High School, our 20th issue, is on the way! To celebrate, we’re publishing a series of poetry and illustration that celebrate those teenage times for what they were–glorious, hopeless, funny, moving, or just plain embarrassing.

How Art Would Save Us by Amelia Garvin
How Art Would Save Us by Amelia Garvin

REMEMBER HOW WE FELT ABOUT ART AT SIXTEEN

By Esther McPhee

Ten years out of high school, I watch six seasons
of Glee in three months. It’s embarrassing to admit this

but when they burst into song I got that shining
feeling again. You know, that cocktail of conviction

and desperation that insists something inside of you
is important enough to become a poem.

If graduation was when I wedded myself to real life
(rent, grocery bills, the kind of heartbreak that makes you sober

and cautious), then I’m on my tin anniversary,
year of brittle metal. I remember high school pretty well

and I’m sure it was neither as cruel nor as gay as it is on TV.
I’m sure I spent whole semesters dreaming of a kiss

that would shock my fist open the way Kurt’s hand uncurls
when Blaine falls onto his mouth that first time, like water finally

after a long thirst. I cried after that scene the way I cried
when I found out a senior had killed himself

over spring break. I knew he was gay even though
I’d only talked to him twice in the hallway. We all knew

he was perfect.

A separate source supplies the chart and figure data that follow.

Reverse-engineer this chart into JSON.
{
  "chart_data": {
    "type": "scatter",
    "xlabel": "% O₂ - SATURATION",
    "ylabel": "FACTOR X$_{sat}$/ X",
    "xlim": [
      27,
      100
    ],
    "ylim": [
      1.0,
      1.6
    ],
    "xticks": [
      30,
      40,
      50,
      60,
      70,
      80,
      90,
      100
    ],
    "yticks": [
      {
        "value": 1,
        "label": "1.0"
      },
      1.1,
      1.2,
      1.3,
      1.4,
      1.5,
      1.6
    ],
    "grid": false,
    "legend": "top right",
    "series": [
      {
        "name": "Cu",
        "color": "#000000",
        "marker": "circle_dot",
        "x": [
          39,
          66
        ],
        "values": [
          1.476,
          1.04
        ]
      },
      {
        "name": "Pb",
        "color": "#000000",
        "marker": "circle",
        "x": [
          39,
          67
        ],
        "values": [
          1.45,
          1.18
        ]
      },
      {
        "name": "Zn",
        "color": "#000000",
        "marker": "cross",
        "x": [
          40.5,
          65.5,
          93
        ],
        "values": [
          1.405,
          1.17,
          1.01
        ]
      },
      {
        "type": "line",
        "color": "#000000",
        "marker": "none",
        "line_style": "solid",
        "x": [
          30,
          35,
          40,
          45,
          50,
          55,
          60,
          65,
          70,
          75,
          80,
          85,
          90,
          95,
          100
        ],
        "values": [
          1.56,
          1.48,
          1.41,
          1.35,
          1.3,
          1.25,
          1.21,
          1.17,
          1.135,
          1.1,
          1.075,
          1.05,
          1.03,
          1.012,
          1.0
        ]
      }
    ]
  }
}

In a building made of pretending
no one else existed, he met your eyes

whenever he walked past. There was no song
for how immediately he disappeared. Just static.

Everything is pain and magic when your dreams
are as big as stadiums. Once in a while I want to remember

how completely I believed art could save anything
—anyone—when I was sixteen.

 

Esther McPhee is a genderqueer writer, magic-maker and organizer who lives in a cozy collective house and reads a lot of kids books. They hold an MFA in Creative Writing from UBC and co-organize a queer reading series called REVERB. Find out more about Esther here. “REMEMBER HOW WE FELT ABOUT ART AT SIXTEEN” will also appear in SAD Mag‘s upcoming issue: High School. 

Amelia Garvin is a painter and illustrator who has exhibited her work in group shows across Vancouver. She has a BFA from Emily Carr. See more work by Amelia here and here. 

 

Look out for High School Poetry on Tuesdays on sadmag.ca.

Due to a design error, the version of this poem that appears in SAD‘s print issue is centered rather than flush left as the poet intended. To Esther McPhee, to the poetry community, to our dear readers, we extend an embarrassed, heartfelt, left-aligned apology.